The new version aims to address criticisms levelled at the current CVSS version 3.1, which was published in June 2019. These include:
- Insufficient granularity in base metrics
- The standard is only applicable to IT systems and not systems such as OT, ICS and IoT
- Scores published by vendors are often high or critical (+7.0)
- Temporal metrics do not effectively impact the final CVSS score
- Overly complicated threat metrics
CVSS 4.0 aims to address these issues by introducing the following changes:
- Reinforcing the concept that CVSS is not just the base score
- Finer granularity through the addition of new base metrics and values
- Enhanced disclosure of impact metrics
- Temporal metric group renamed to threat metric group
- New Supplemental Metric Group to convey additional extrinsic attributes of a vulnerability that do not affect the final CVSS-BTE score
- Additional focus on OT/ICS/safety systems
Commenting on the new version, FIRST’s CEO Chris Gibson said: “The CVSS system has rapidly developed over the past 18 years, with each version building on our capabilities to defend from cyber criminality.
“I am immensely proud of the CVSS Special Interest Group (SIG) for the hard work and dedication it has taken to produce version 4.0. And it is timely as we continue to see a significant rise in threats across the world.
“As a membership organization, our goal is to empower our members and the sector, demonstrating leadership and ensuring we are dedicated to continuously improving how we work together to defend people across the globe against cyber-attacks.”
Background and Development of CVSS
The first version of the standard (CVSS v1) was introduced in February 2005 by a small group of pioneers, who recognized the need to standardize vulnerability measurements across software and platforms. The non-profit FIRST was appointed in April 2005 to become the custodian of CVSS for future development.
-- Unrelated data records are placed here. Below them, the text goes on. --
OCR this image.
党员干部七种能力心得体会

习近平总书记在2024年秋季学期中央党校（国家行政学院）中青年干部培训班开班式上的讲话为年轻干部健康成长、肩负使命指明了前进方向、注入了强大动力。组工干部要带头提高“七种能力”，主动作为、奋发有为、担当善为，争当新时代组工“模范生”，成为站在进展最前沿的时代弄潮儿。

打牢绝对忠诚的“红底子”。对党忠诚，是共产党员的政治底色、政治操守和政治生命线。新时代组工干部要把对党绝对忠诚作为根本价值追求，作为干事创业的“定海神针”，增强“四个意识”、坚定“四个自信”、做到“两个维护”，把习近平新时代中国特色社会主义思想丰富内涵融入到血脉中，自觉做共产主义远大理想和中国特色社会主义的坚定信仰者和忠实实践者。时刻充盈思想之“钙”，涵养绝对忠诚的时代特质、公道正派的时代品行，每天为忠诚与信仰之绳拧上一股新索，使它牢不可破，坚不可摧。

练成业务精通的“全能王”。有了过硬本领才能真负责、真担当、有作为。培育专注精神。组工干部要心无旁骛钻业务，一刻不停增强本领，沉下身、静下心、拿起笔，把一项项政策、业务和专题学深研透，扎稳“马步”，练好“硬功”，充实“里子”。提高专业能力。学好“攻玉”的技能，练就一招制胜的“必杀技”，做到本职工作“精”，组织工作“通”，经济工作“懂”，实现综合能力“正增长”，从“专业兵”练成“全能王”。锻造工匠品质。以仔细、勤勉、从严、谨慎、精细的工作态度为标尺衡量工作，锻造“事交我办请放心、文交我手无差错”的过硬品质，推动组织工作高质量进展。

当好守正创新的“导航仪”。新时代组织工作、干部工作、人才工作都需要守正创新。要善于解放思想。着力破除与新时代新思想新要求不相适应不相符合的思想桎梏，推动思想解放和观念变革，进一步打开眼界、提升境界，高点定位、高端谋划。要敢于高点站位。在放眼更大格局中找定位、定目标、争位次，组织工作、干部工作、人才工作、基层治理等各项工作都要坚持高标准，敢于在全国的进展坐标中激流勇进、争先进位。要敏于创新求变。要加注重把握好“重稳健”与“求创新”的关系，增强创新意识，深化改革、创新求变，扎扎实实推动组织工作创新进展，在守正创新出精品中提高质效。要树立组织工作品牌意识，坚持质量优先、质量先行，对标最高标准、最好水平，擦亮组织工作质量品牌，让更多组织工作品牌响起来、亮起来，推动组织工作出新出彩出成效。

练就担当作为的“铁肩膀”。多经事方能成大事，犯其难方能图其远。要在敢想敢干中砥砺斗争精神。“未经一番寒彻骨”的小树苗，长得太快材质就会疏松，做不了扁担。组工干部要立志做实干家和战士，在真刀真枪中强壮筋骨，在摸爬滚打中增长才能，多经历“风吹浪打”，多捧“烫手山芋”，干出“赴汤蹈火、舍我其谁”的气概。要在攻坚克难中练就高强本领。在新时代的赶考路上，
Prior to 2005, vendors were forced to use custom, incompatible rating systems to define severity of vulnerabilities.
CVSS v1 was tested extensively by over a dozen FIRST members of the CVSS-SIG during 2006 and 2007, leading to the development of v2 in June 2007. This reduced inconsistencies and provided additional granularity alongside other improvements to the original standard.
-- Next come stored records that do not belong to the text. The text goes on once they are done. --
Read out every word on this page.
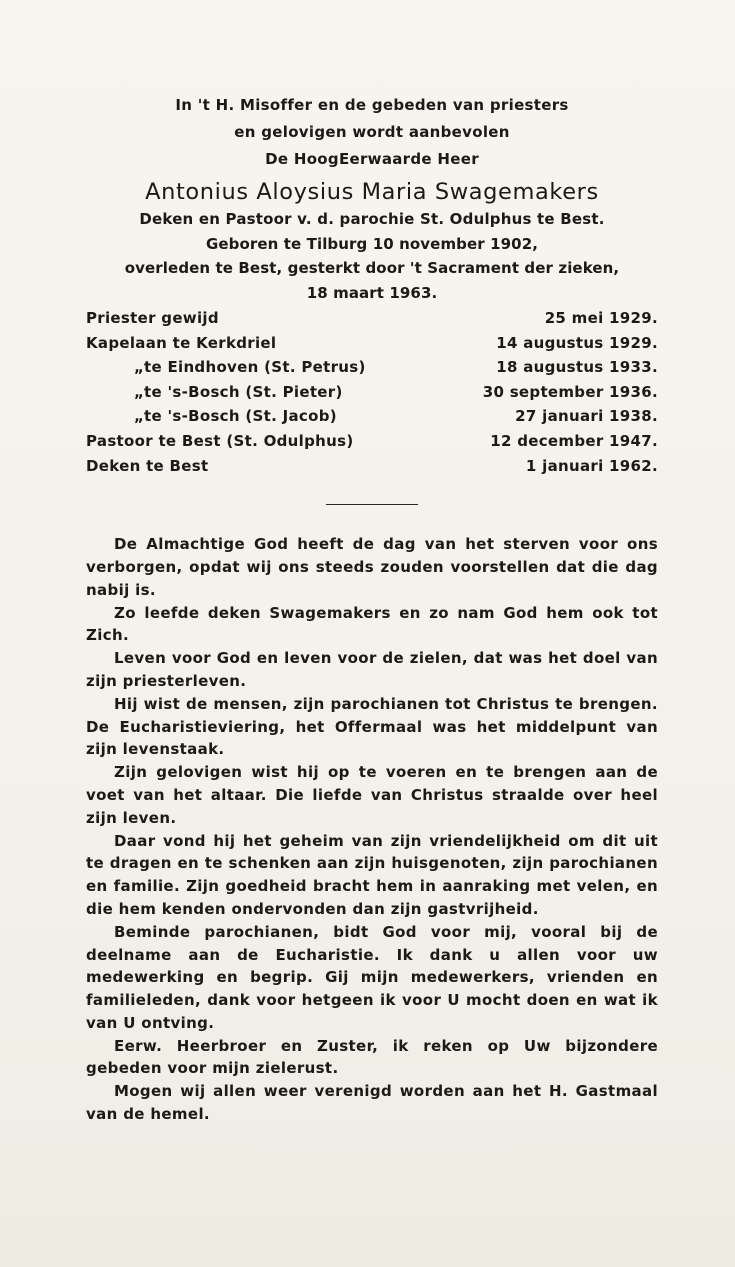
In 't H. Misoffer en de gebeden van priesters
en gelovigen wordt aanbevolen
De HoogEerwaarde Heer
Antonius Aloysius Maria Swagemakers
Deken en Pastoor v. d. parochie St. Odulphus te Best.
Geboren te Tilburg 10 november 1902,
overleden te Best, gesterkt door 't Sacrament der zieken,
18 maart 1963.
Priester gewijd	25 mei 1929.
Kapelaan te Kerkdriel	14 augustus 1929.
„ te Eindhoven (St. Petrus)	18 augustus 1933.
„ te 's-Bosch (St. Pieter)	30 september 1936.
„ te 's-Bosch (St. Jacob)	27 januari 1938.
Pastoor te Best (St. Odulphus)	12 december 1947.
Deken te Best	1 januari 1962.

De Almachtige God heeft de dag van het sterven voor ons verborgen, opdat wij ons steeds zouden voorstellen dat die dag nabij is.

Zo leefde deken Swagemakers en zo nam God hem ook tot Zich.

Leven voor God en leven voor de zielen, dat was het doel van zijn priesterleven.

Hij wist de mensen, zijn parochianen tot Christus te brengen. De Eucharistieviering, het Offermaal was het middelpunt van zijn levenstaak.

Zijn gelovigen wist hij op te voeren en te brengen aan de voet van het altaar. Die liefde van Christus straalde over heel zijn leven.

Daar vond hij het geheim van zijn vriendelijkheid om dit uit te dragen en te schenken aan zijn huisgenoten, zijn parochianen en familie. Zijn goedheid bracht hem in aanraking met velen, en die hem kenden ondervonden dan zijn gastvrijheid.

Beminde parochianen, bidt God voor mij, vooral bij de deelname aan de Eucharistie. Ik dank u allen voor uw medewerking en begrip. Gij mijn medewerkers, vrienden en familieleden, dank voor hetgeen ik voor U mocht doen en wat ik van U ontving.

Eerw. Heerbroer en Zuster, ik reken op Uw bijzondere gebeden voor mijn zielerust.

Mogen wij allen weer verenigd worden aan het H. Gastmaal van de hemel.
Version 3.0 was published in June 2015, which introduced the concept of ‘scope’ to handle the scoring of vulnerabilities that exist in one software component, but impact a separate software, hardware or networking component.
Finally, 3.1 was released in June 2019 to provide better clarity of concepts to improve the overall ease of use of the standard. However, it did not introduce any new metrics or values.